E procura diversificar produção, como é o caso do Tata, conglomerado de Mumbai com negócios que envolvem aço, energia, chá, hotelaria, TI, carros populares e de luxo, gerando milhares de empregos. “O ritmo de crescimento do PIB da Índia é maior do que o da China. Em 2022, cresceu 7,2% contra 5% ou 6%, e deve fechar 2023 em 7%”, diz. Para 2024, a projeção está em 6,5%%, ainda acima da chinesa, de 4,6%.

Mas o especialista ainda lembra que o sistema de castas, abolido em 1990, continua operando e concentrando o poder — daí a percepção de que em seu terceiro mandato Modi será ainda mais conservador, hinduísta e nacionalista, marginalizando minorias.

Ainda com relação às eleições, há peculiaridades e estratégias, como a cabine de votação que reafirma a soberania nacional, em Arunachal, estado com terras reivindicadas pela China. Números extraordinários aparecem no comércio alucinado de badulaques eleitorais, com fábricas transformando tecidos para sáris em banners e gerando até 10 milhões de empregos temporários.

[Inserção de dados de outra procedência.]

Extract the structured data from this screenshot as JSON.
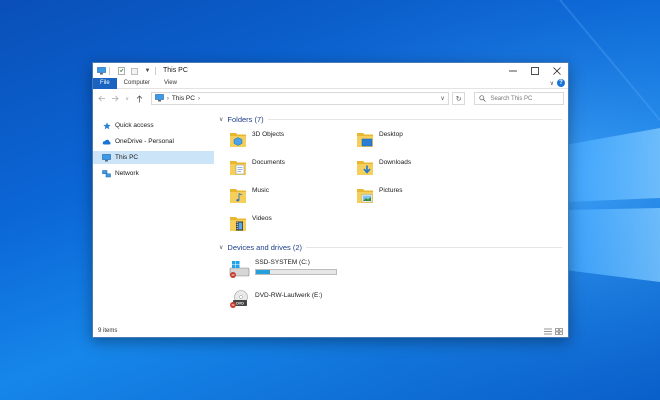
{
  "window": {
    "title": "This PC"
  },
  "ribbon": {
    "tabs": [
      "File",
      "Computer",
      "View"
    ]
  },
  "address": {
    "location": "This PC",
    "search_placeholder": "Search This PC"
  },
  "navpane": {
    "items": [
      {
        "label": "Quick access",
        "icon": "star-icon",
        "selected": false
      },
      {
        "label": "OneDrive - Personal",
        "icon": "cloud-icon",
        "selected": false
      },
      {
        "label": "This PC",
        "icon": "computer-icon",
        "selected": true
      },
      {
        "label": "Network",
        "icon": "network-icon",
        "selected": false
      }
    ]
  },
  "folders": {
    "heading": "Folders (7)",
    "items": [
      {
        "label": "3D Objects",
        "icon": "3d-objects-folder-icon"
      },
      {
        "label": "Desktop",
        "icon": "desktop-folder-icon"
      },
      {
        "label": "Documents",
        "icon": "documents-folder-icon"
      },
      {
        "label": "Downloads",
        "icon": "downloads-folder-icon"
      },
      {
        "label": "Music",
        "icon": "music-folder-icon"
      },
      {
        "label": "Pictures",
        "icon": "pictures-folder-icon"
      },
      {
        "label": "Videos",
        "icon": "videos-folder-icon"
      }
    ]
  },
  "drives": {
    "heading": "Devices and drives (2)",
    "items": [
      {
        "label": "SSD-SYSTEM (C:)",
        "icon": "hard-drive-icon",
        "used_fraction": 0.18
      },
      {
        "label": "DVD-RW-Laufwerk (E:)",
        "icon": "dvd-drive-icon"
      }
    ]
  },
  "status": {
    "item_count": "9 items"
  },
  "colors": {
    "accent": "#1a63c0",
    "selection": "#cce4f7",
    "folder": "#f0c24a",
    "heading": "#1e3f8a",
    "drive_fill": "#26a0da"
  }
}
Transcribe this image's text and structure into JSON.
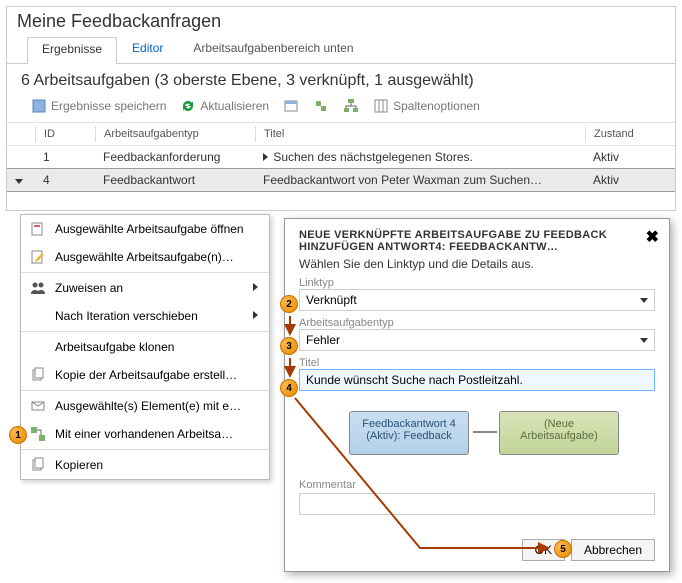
{
  "header": {
    "title": "Meine Feedbackanfragen",
    "tabs": {
      "results": "Ergebnisse",
      "editor": "Editor",
      "area": "Arbeitsaufgabenbereich unten"
    }
  },
  "subtitle": "6 Arbeitsaufgaben (3 oberste Ebene, 3 verknüpft, 1 ausgewählt)",
  "toolbar": {
    "save": "Ergebnisse speichern",
    "refresh": "Aktualisieren",
    "columns": "Spaltenoptionen"
  },
  "columns": {
    "id": "ID",
    "type": "Arbeitsaufgabentyp",
    "title": "Titel",
    "state": "Zustand"
  },
  "rows": [
    {
      "id": "1",
      "type": "Feedbackanforderung",
      "title": "Suchen des nächstgelegenen Stores.",
      "state": "Aktiv"
    },
    {
      "id": "4",
      "type": "Feedbackantwort",
      "title": "Feedbackantwort von Peter Waxman zum Suchen…",
      "state": "Aktiv"
    }
  ],
  "menu": {
    "open": "Ausgewählte Arbeitsaufgabe öffnen",
    "edit": "Ausgewählte Arbeitsaufgabe(n)…",
    "assign": "Zuweisen an",
    "move": "Nach Iteration verschieben",
    "clone": "Arbeitsaufgabe klonen",
    "copywi": "Kopie der Arbeitsaufgabe erstell…",
    "export": "Ausgewählte(s) Element(e) mit e…",
    "linkwi": "Mit einer vorhandenen Arbeitsa…",
    "copy": "Kopieren"
  },
  "dialog": {
    "title": "NEUE VERKNÜPFTE ARBEITSAUFGABE ZU FEEDBACK HINZUFÜGEN ANTWORT4: FEEDBACKANTW…",
    "subtitle": "Wählen Sie den Linktyp und die Details aus.",
    "linktype_label": "Linktyp",
    "linktype_value": "Verknüpft",
    "witype_label": "Arbeitsaufgabentyp",
    "witype_value": "Fehler",
    "title_label": "Titel",
    "title_value": "Kunde wünscht Suche nach Postleitzahl.",
    "node_left": "Feedbackantwort 4 (Aktiv): Feedback",
    "node_right": "(Neue Arbeitsaufgabe)",
    "comment_label": "Kommentar",
    "ok": "OK",
    "cancel": "Abbrechen"
  },
  "steps": {
    "s1": "1",
    "s2": "2",
    "s3": "3",
    "s4": "4",
    "s5": "5"
  }
}
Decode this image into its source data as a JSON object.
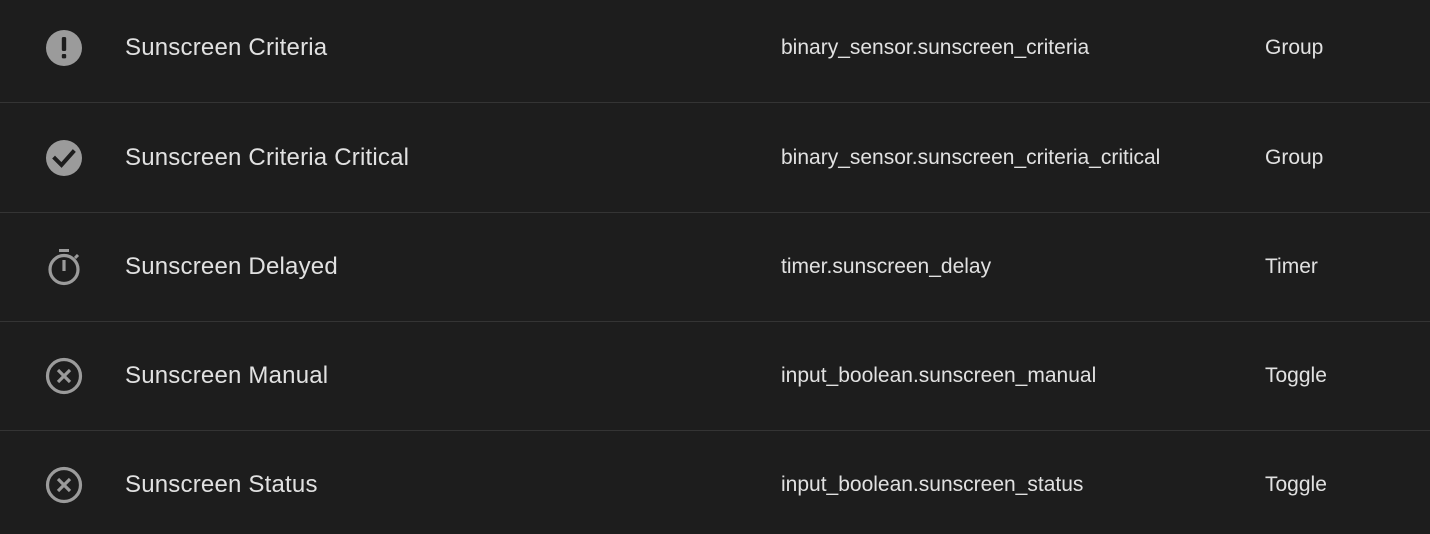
{
  "columns": [
    "icon",
    "name",
    "entity_id",
    "type"
  ],
  "rows": [
    {
      "icon": "alert-circle-icon",
      "name": "Sunscreen Criteria",
      "entity_id": "binary_sensor.sunscreen_criteria",
      "type": "Group"
    },
    {
      "icon": "check-circle-icon",
      "name": "Sunscreen Criteria Critical",
      "entity_id": "binary_sensor.sunscreen_criteria_critical",
      "type": "Group"
    },
    {
      "icon": "timer-icon",
      "name": "Sunscreen Delayed",
      "entity_id": "timer.sunscreen_delay",
      "type": "Timer"
    },
    {
      "icon": "close-circle-outline-icon",
      "name": "Sunscreen Manual",
      "entity_id": "input_boolean.sunscreen_manual",
      "type": "Toggle"
    },
    {
      "icon": "close-circle-outline-icon",
      "name": "Sunscreen Status",
      "entity_id": "input_boolean.sunscreen_status",
      "type": "Toggle"
    }
  ],
  "colors": {
    "background": "#1d1d1d",
    "text": "#e1e1e1",
    "icon": "#9b9b9b",
    "divider": "#343434"
  }
}
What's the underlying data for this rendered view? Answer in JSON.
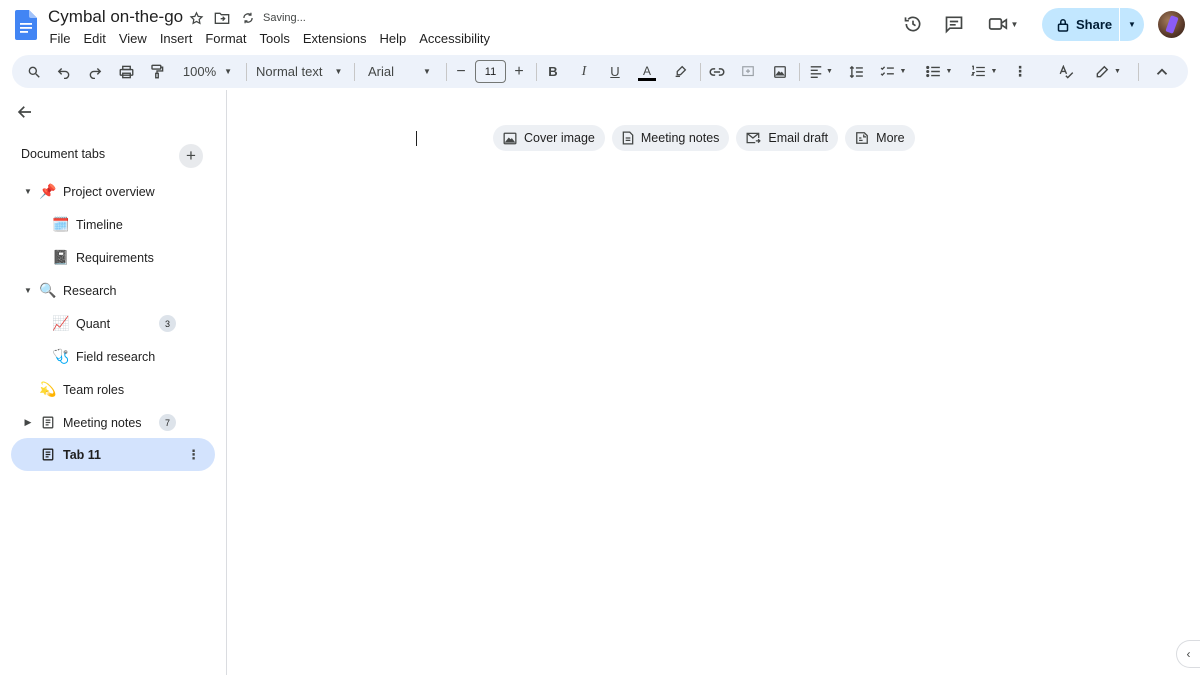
{
  "app": {
    "doc_title": "Cymbal on-the-go",
    "status": "Saving..."
  },
  "menu": [
    "File",
    "Edit",
    "View",
    "Insert",
    "Format",
    "Tools",
    "Extensions",
    "Help",
    "Accessibility"
  ],
  "header_actions": {
    "share_label": "Share"
  },
  "toolbar": {
    "zoom": "100%",
    "paragraph_style": "Normal text",
    "font": "Arial",
    "font_size": "11"
  },
  "sidebar": {
    "heading": "Document tabs",
    "add_icon": "plus-icon",
    "tabs": [
      {
        "label": "Project overview",
        "icon": "📌",
        "level": 0,
        "expander": "expanded"
      },
      {
        "label": "Timeline",
        "icon": "🗓️",
        "level": 1
      },
      {
        "label": "Requirements",
        "icon": "📓",
        "level": 1
      },
      {
        "label": "Research",
        "icon": "🔍",
        "level": 0,
        "expander": "expanded"
      },
      {
        "label": "Quant",
        "icon": "📈",
        "level": 1,
        "count": "3"
      },
      {
        "label": "Field research",
        "icon": "🩺",
        "level": 1
      },
      {
        "label": "Team roles",
        "icon": "💫",
        "level": 0
      },
      {
        "label": "Meeting notes",
        "icon": "document-icon",
        "level": 0,
        "expander": "collapsed",
        "count": "7"
      },
      {
        "label": "Tab 11",
        "icon": "document-icon",
        "level": 0,
        "active": true
      }
    ]
  },
  "canvas": {
    "chips": [
      {
        "label": "Cover image",
        "icon": "image-icon"
      },
      {
        "label": "Meeting notes",
        "icon": "document-icon"
      },
      {
        "label": "Email draft",
        "icon": "email-icon"
      },
      {
        "label": "More",
        "icon": "more-icon"
      }
    ]
  },
  "colors": {
    "toolbar_bg": "#edf2fa",
    "share_bg": "#c2e7ff",
    "active_tab_bg": "#d3e3fd",
    "docs_blue": "#4285f4"
  }
}
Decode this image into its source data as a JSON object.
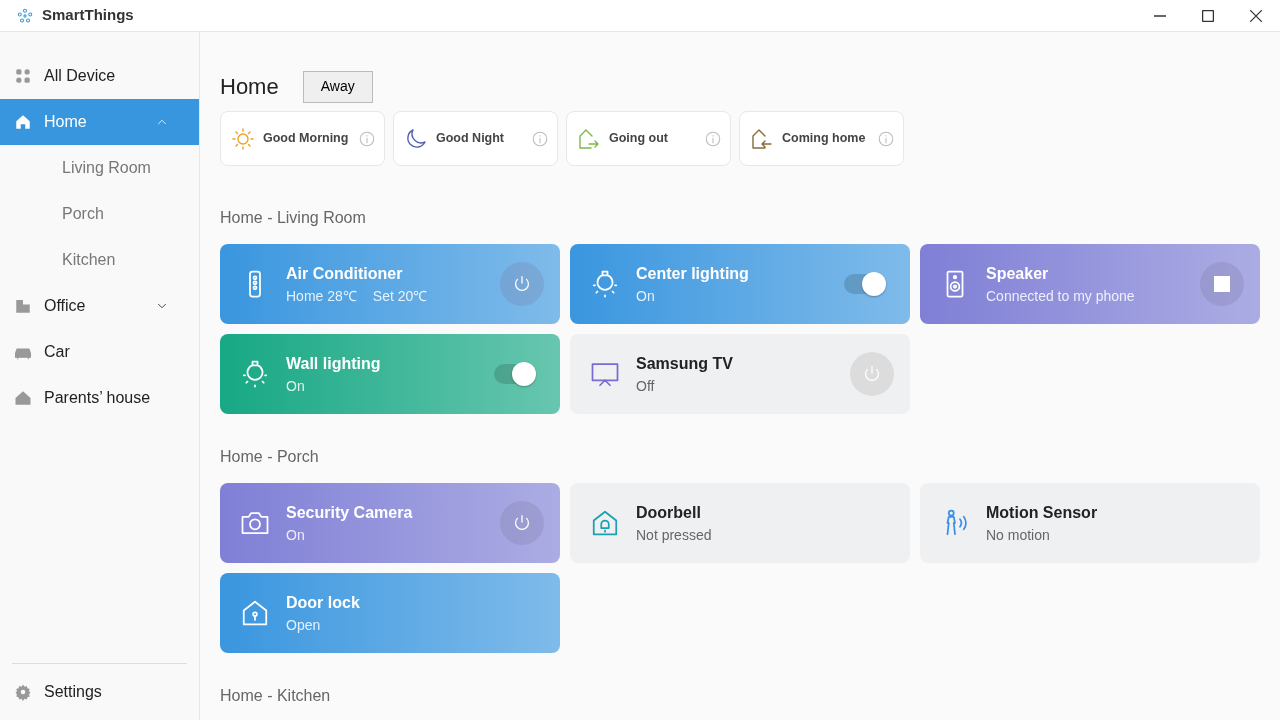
{
  "window": {
    "title": "SmartThings"
  },
  "sidebar": {
    "items": [
      {
        "kind": "grid",
        "label": "All Device",
        "selected": false
      },
      {
        "kind": "home",
        "label": "Home",
        "selected": true,
        "expanded": true,
        "children": [
          {
            "label": "Living Room"
          },
          {
            "label": "Porch"
          },
          {
            "label": "Kitchen"
          }
        ]
      },
      {
        "kind": "office",
        "label": "Office",
        "selected": false,
        "expanded": false
      },
      {
        "kind": "car",
        "label": "Car",
        "selected": false
      },
      {
        "kind": "house",
        "label": "Parents’ house",
        "selected": false
      }
    ],
    "settings": {
      "label": "Settings"
    }
  },
  "header": {
    "title": "Home",
    "mode_button": "Away"
  },
  "scenes": [
    {
      "kind": "morning",
      "label": "Good Morning"
    },
    {
      "kind": "night",
      "label": "Good Night"
    },
    {
      "kind": "out",
      "label": "Going out"
    },
    {
      "kind": "in",
      "label": "Coming home"
    }
  ],
  "sections": [
    {
      "title": "Home - Living Room",
      "devices": [
        {
          "kind": "ac",
          "color": "#3a96df",
          "name": "Air Conditioner",
          "status": [
            "Home 28℃",
            "Set 20℃"
          ],
          "control": {
            "kind": "power"
          }
        },
        {
          "kind": "bulb",
          "color": "#3a96df",
          "name": "Center lighting",
          "status": [
            "On"
          ],
          "control": {
            "kind": "toggle",
            "on": true
          }
        },
        {
          "kind": "speaker",
          "color": "#7f7fd6",
          "name": "Speaker",
          "status": [
            "Connected to my phone"
          ],
          "control": {
            "kind": "stop"
          }
        },
        {
          "kind": "bulb",
          "color": "#17a884",
          "name": "Wall lighting",
          "status": [
            "On"
          ],
          "control": {
            "kind": "toggle",
            "on": true
          }
        },
        {
          "kind": "tv",
          "color": "#eff0f2",
          "name": "Samsung TV",
          "status": [
            "Off"
          ],
          "control": {
            "kind": "power"
          }
        }
      ]
    },
    {
      "title": "Home - Porch",
      "devices": [
        {
          "kind": "camera",
          "color": "#7f7fd6",
          "name": "Security Camera",
          "status": [
            "On"
          ],
          "control": {
            "kind": "power"
          }
        },
        {
          "kind": "doorbell",
          "color": "#eff0f2",
          "name": "Doorbell",
          "status": [
            "Not pressed"
          ]
        },
        {
          "kind": "motion",
          "color": "#eff0f2",
          "name": "Motion Sensor",
          "status": [
            "No motion"
          ]
        },
        {
          "kind": "lock",
          "color": "#3a96df",
          "name": "Door lock",
          "status": [
            "Open"
          ]
        }
      ]
    },
    {
      "title": "Home - Kitchen"
    }
  ]
}
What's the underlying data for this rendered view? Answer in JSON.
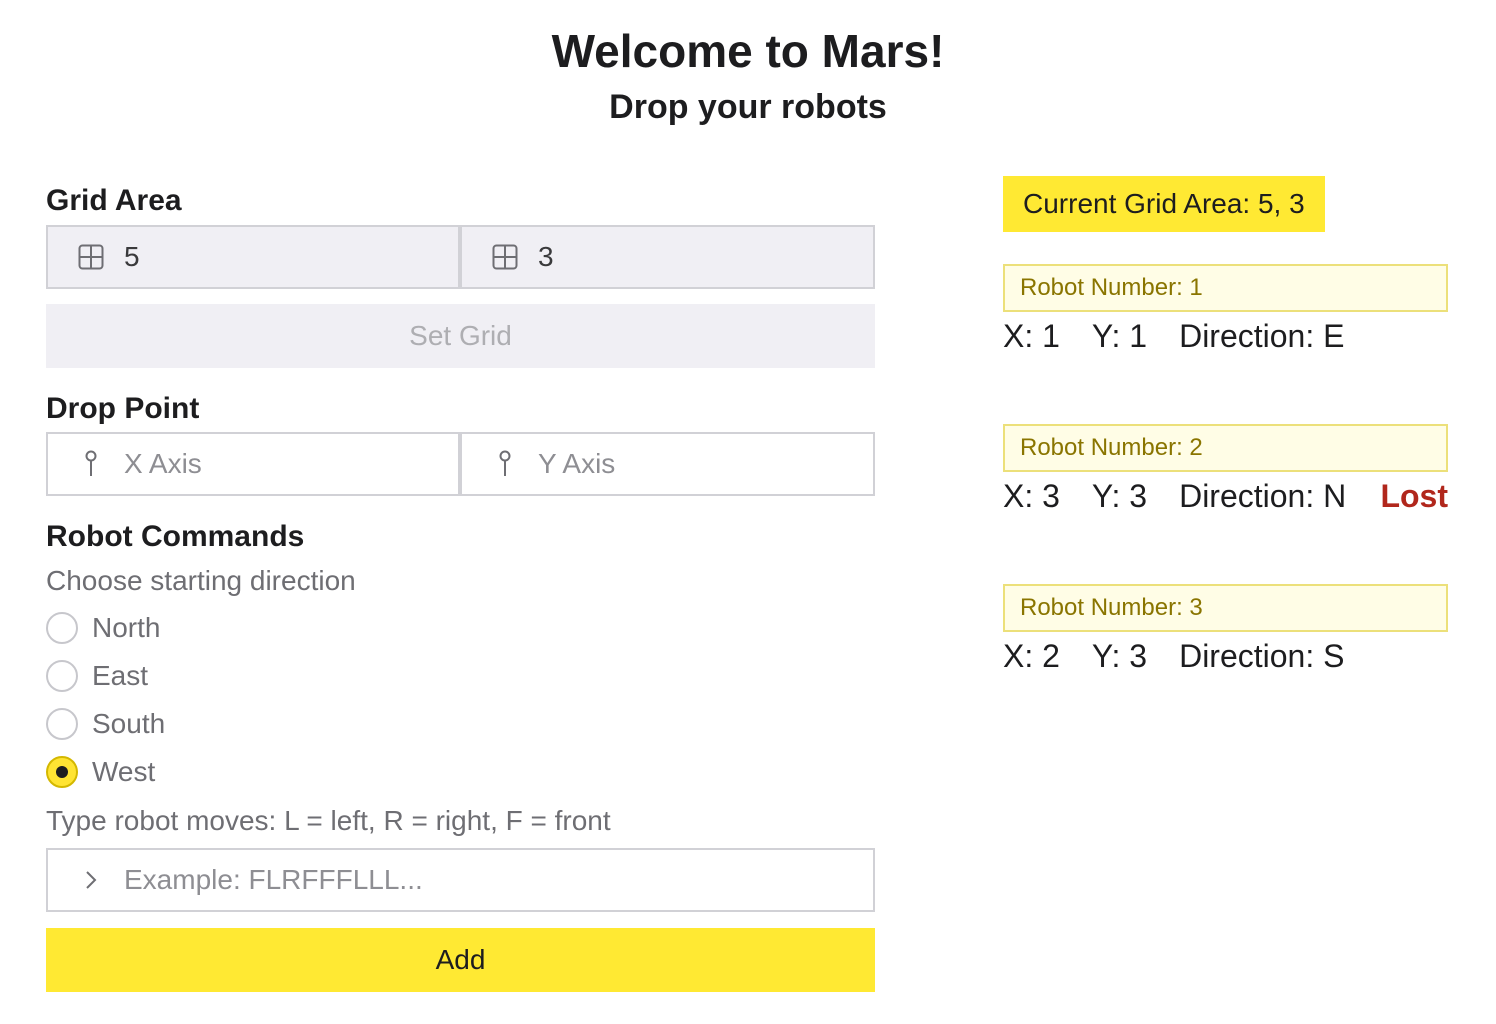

O que não apenas assombra, mas assusta, são ataques altamente agressivos espalhados por influencers contratados (1.900 deles pelo BJP, o partido de Modi, só no estado de Uttar) para atingir os 560 milhões de usuários de redes sociais — 460 milhões deles ligados a canais do Youtube intencionalmente voltados a desinformação e islamofobia. O Relatório de Risco Global de 2024 já alertou que hoje o maior risco que a Índia corre virá das consequências da propagação de fakenews.